Hi All,
We have moved from a mix of Nagios and Observium at work to LibreNMS and after setting it up at 6 sites plus a master (all bar the master are behind NAT and have no VPNs between them for operational reasons) and going through the setup of distributed polling, which I have found to be not so reliable in our setup. I started to wonder if there might be a cleaner way.
Currently we have a number of devices that can be seen via the existing master and these can continue to be polled by the master in the current fashion.

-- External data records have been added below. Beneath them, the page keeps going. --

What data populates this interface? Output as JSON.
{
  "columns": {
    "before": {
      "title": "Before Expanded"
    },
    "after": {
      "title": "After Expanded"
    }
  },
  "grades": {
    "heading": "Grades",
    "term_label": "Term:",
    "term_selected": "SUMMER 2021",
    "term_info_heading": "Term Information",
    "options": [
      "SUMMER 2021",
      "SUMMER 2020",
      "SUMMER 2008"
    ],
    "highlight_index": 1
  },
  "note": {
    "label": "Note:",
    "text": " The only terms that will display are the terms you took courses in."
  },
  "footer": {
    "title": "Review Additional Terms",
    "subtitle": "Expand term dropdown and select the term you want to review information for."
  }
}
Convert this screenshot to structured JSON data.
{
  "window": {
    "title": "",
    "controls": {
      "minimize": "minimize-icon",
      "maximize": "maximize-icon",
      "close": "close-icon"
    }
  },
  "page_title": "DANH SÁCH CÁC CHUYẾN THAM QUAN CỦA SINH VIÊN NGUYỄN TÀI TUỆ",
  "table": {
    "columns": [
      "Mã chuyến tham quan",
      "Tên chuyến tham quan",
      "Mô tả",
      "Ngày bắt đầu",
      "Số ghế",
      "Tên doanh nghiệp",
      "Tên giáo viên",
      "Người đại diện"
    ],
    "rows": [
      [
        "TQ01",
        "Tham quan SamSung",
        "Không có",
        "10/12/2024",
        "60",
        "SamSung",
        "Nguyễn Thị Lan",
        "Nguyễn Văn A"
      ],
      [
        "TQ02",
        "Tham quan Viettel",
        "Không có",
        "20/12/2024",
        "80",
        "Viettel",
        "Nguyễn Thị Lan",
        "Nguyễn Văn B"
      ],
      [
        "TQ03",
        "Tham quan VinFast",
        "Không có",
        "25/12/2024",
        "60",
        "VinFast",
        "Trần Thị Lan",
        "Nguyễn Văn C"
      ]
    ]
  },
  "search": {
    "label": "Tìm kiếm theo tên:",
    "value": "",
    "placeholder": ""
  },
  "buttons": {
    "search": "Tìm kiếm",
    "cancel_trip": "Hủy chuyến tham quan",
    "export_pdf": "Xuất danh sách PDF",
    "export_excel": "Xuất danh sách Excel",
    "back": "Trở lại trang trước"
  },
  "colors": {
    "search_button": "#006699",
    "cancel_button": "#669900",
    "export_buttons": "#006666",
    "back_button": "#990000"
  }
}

This is mainly looking at the remote sites, however I would envisage this allowing polling of local devices to be offloaded to another server(s) as if it was a remote site.

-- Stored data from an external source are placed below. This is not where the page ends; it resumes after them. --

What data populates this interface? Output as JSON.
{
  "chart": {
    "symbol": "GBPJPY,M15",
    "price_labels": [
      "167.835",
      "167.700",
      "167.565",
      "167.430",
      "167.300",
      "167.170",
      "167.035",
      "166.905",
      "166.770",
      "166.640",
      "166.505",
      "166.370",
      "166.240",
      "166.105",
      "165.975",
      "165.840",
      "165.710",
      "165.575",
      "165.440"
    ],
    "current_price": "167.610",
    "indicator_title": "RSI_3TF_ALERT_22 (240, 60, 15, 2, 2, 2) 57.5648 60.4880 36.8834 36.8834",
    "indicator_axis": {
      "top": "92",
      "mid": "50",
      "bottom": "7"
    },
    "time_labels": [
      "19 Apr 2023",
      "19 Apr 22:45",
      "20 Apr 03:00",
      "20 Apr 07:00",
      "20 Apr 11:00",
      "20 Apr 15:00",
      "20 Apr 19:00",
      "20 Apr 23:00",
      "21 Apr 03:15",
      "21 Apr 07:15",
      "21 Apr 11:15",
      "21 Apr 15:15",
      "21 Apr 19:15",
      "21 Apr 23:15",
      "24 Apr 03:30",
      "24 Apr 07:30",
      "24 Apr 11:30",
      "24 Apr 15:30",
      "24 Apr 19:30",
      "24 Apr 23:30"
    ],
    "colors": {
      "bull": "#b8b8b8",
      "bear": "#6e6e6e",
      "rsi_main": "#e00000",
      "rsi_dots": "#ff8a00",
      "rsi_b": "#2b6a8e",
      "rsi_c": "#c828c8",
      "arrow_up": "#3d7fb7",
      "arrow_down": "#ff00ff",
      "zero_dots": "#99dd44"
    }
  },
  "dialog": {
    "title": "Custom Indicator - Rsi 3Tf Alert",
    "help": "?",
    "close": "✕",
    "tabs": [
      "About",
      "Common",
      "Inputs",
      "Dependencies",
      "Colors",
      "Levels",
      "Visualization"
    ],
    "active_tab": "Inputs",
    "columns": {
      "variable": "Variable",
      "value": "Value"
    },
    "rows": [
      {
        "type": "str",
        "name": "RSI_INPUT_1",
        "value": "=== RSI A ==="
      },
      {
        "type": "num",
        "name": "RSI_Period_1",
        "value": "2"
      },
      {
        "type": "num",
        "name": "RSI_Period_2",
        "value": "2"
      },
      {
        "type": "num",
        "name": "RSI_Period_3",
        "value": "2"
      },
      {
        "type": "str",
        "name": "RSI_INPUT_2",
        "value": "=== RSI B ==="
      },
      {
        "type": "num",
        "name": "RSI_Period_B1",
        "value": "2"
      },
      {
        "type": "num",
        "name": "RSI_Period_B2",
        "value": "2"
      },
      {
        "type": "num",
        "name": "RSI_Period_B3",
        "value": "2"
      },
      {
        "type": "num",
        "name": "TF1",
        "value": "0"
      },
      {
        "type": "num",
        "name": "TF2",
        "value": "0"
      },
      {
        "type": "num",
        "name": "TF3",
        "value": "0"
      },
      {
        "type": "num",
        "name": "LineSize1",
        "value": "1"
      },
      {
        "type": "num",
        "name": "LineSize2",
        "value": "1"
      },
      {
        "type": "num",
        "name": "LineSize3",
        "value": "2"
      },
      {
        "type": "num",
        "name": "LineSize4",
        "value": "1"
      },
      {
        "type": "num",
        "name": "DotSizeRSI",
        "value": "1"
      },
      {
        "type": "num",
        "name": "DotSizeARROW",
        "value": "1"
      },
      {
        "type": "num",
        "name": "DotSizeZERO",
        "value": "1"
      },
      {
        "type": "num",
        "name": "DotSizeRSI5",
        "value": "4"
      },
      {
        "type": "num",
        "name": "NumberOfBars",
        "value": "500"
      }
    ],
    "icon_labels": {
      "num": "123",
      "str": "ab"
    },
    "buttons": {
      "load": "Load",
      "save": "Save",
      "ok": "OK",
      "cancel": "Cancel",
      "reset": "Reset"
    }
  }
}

These are my thoughts on a possible replacement and I welcome any suggestions or criticisms on them.
- Add a method of creating pollers with some sort of unique per poller token.
Devices
Add an endpoint on the API something like /poller/devices
This will produce all of the JSON required for a poller to poll the devices assigned to it.

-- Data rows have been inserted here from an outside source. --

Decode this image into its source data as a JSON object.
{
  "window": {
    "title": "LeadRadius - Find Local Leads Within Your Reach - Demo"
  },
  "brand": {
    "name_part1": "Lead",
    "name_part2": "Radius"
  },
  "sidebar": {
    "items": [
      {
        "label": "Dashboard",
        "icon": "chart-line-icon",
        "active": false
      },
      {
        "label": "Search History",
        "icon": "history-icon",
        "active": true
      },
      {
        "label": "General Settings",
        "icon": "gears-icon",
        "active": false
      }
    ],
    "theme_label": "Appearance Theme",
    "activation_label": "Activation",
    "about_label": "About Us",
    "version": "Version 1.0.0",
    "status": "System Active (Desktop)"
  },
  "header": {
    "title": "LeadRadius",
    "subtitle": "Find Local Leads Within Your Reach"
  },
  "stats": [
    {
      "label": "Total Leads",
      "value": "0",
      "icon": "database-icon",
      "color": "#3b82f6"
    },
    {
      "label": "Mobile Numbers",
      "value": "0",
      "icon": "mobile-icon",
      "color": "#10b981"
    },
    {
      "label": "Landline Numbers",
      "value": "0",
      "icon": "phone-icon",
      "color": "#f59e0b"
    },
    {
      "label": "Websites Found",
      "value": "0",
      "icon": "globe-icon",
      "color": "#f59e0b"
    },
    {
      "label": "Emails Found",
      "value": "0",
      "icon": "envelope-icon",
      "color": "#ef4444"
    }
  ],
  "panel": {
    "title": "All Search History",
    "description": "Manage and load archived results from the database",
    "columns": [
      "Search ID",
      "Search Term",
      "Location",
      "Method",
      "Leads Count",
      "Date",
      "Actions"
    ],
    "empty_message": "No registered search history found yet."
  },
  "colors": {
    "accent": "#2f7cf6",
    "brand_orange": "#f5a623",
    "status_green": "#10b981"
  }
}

The poller would then pass the poll data back to an endpoint like /devices/:device_id/result
Where it would be parsed and logged in LibreNMS like a normal poll would be.
Services
Services would operate similarly by using an endpoint something like /poller/services
Where it would use that data to run the checks against against the relevant device using the Nagios plugins installed on the distributed poller.
This data would then be returned via an endpoint similar to /services/:service_id/result
With the relevant alerts setup to point out any pollers/devices/services that have not been reported on in a period.
This is a very rough process, but I feel it would allow expandability and allow users to potentially write their own pollers or come up with ingenious methods of using these endpoints.
I would also like to investigate a way to set services as “passive” meaning they will be skipped by the existing polling methods, this would allow services that want to report their status back to LibreNMS to do so via the above API. For instance backup jobs completing or similar.
After some discussion I would be looking to develop these API endpoints as well as the pollers.
Many Thanks
Dub